Recently, through the kindness of my colleague Dr. Waterhouse, Dr. Munro and I had again an opportunity of examining the blood in a case of this kind during the inter-paroxysmal period. The subject, a male, had had repeated attacks at the classic site, with subsequent extension to other joints. Multiple tophi were present in both ears, and the crystals of uric acid were demonstrated microscopically.

Blood Count.

Red corpuscles7,364,000=147per cent.
Hæmoglobin74
Coloured index0·5
Leucocytes21,400

Differential Count.

Lymphocytes28·5per cent.=6,099per c. mm.
Large mononuclears2·5=535
Polymorphonuclears64=13,696
Eosinophiles3·5=749
Basophiles1·5=321

The blood picture, it will be seen, is one of erythræmia—a marked leucocytosis, a normal differential percentage count, pronounced secondary anæmia.

Da Costa also notes, in a case of gout, erythræmia (7,125,000) with a leucocyte count of 14,000. Ewing, too, records an instance of chronic gout with huge tophi, seen in an acute exacerbation, in which the blood gave a leucocyte count of 21,000 with 70 per cent. hæmoglobin.
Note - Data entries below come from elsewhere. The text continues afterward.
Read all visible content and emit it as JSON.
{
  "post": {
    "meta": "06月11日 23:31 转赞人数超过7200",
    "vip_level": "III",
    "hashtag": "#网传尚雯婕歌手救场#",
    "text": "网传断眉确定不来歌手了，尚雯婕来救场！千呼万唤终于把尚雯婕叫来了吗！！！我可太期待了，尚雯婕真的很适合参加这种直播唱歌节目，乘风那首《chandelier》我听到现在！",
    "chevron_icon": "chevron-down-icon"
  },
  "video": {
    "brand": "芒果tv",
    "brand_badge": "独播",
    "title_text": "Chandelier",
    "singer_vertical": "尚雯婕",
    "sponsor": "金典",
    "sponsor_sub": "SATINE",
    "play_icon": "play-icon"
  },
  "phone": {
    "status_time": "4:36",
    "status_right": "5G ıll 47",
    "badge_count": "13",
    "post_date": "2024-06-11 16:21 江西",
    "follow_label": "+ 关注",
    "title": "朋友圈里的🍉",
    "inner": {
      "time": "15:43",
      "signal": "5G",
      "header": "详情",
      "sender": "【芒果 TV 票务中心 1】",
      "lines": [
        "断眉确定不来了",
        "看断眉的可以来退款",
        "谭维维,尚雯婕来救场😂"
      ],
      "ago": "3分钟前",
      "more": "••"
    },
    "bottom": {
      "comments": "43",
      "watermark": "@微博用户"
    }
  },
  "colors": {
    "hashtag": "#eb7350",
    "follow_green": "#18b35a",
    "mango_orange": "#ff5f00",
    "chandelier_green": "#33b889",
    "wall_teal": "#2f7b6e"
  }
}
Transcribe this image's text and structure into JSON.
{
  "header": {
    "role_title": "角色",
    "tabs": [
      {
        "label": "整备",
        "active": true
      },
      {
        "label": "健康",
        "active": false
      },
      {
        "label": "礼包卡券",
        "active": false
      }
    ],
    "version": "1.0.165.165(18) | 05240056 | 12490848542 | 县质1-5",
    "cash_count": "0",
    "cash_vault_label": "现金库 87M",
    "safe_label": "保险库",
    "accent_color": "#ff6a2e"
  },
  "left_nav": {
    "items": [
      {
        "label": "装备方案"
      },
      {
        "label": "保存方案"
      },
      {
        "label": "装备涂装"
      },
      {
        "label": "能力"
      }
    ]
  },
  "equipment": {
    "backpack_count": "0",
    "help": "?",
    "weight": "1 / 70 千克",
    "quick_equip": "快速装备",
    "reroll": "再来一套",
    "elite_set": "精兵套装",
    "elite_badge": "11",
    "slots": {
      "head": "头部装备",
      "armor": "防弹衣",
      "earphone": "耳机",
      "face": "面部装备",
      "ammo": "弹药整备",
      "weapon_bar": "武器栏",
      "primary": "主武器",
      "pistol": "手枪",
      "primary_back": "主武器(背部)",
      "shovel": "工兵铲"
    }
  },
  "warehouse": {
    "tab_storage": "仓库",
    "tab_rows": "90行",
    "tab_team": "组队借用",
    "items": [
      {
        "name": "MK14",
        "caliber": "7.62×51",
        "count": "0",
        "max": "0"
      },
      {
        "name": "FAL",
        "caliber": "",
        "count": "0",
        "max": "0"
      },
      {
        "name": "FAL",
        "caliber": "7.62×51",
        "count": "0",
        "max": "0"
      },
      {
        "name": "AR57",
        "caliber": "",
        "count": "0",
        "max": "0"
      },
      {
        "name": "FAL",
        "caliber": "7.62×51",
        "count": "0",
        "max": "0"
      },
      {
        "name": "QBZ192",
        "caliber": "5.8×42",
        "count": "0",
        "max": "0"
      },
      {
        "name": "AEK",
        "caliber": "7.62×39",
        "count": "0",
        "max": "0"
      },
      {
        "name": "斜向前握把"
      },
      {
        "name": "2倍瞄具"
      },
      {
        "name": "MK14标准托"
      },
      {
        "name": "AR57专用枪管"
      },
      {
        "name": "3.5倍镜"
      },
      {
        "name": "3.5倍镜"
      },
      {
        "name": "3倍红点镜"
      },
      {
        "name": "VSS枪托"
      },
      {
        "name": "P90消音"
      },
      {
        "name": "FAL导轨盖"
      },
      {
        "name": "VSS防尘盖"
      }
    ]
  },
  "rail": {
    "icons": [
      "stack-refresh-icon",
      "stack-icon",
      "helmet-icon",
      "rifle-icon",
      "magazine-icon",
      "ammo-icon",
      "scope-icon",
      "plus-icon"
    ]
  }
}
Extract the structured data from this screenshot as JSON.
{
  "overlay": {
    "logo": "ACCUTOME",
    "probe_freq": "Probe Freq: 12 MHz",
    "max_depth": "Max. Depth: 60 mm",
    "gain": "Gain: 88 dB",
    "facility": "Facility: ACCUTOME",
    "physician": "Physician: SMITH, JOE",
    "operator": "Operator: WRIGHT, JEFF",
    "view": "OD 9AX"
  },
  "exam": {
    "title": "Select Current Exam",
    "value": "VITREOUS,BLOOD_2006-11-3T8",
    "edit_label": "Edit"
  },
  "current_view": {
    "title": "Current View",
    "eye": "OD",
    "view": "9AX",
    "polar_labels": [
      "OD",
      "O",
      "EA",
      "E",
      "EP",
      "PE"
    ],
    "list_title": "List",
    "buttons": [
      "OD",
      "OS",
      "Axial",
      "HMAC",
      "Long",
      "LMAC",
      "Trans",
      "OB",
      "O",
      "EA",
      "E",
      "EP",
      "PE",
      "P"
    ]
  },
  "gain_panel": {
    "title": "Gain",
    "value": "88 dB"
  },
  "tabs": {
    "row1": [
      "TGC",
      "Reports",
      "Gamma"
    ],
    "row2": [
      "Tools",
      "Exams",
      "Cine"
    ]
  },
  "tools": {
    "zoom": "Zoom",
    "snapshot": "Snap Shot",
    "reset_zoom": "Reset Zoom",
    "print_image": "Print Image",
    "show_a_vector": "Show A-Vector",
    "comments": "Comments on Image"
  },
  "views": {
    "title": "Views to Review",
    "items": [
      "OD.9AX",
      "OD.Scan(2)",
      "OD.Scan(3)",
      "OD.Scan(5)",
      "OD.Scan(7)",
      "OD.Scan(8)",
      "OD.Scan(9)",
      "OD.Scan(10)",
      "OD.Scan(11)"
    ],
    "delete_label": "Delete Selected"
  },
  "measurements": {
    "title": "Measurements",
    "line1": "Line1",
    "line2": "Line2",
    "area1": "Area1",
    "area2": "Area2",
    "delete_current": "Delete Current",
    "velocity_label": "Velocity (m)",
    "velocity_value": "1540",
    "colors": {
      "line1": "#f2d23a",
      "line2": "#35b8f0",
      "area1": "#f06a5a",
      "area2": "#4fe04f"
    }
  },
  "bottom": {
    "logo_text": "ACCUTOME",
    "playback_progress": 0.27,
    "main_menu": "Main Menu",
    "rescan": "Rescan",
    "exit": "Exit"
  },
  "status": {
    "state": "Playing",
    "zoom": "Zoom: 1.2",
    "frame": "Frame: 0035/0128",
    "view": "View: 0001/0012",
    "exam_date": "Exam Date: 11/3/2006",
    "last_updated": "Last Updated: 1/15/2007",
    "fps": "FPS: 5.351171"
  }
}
In another severe instance of subacute type the same observer again met with leucocytosis (15,000).

In regard to these interesting blood findings, it is to be cordially hoped that as the somewhat rare opportunities occur they will be taken full advantage of.

As to the other general clinical features the nervous system, as might be expected, is often greatly perturbed, and the mental distress and anxiety in some instances appear to cause even more irritation than the bodily pain. Febrile movement when present accords with that observed in monarticular sites, save only in the tendency to relapses. Sweating is not a common feature, as in acute rheumatism. Neither does acute endocarditis occur in gout. On the other hand, as this acute polyarticular form may recur throughout years, it may in its later stages be complicated by nephritis.

Furthermore, in its differentiation from acute rheumatism the more advanced age of the sufferer, always over thirty-five and more often nearer fifty or over, will be of help. The presence of an hereditary taint, the nature of the occupation and personal habits, and more pertinently the history of a classical attack in the great toe, may give a clue.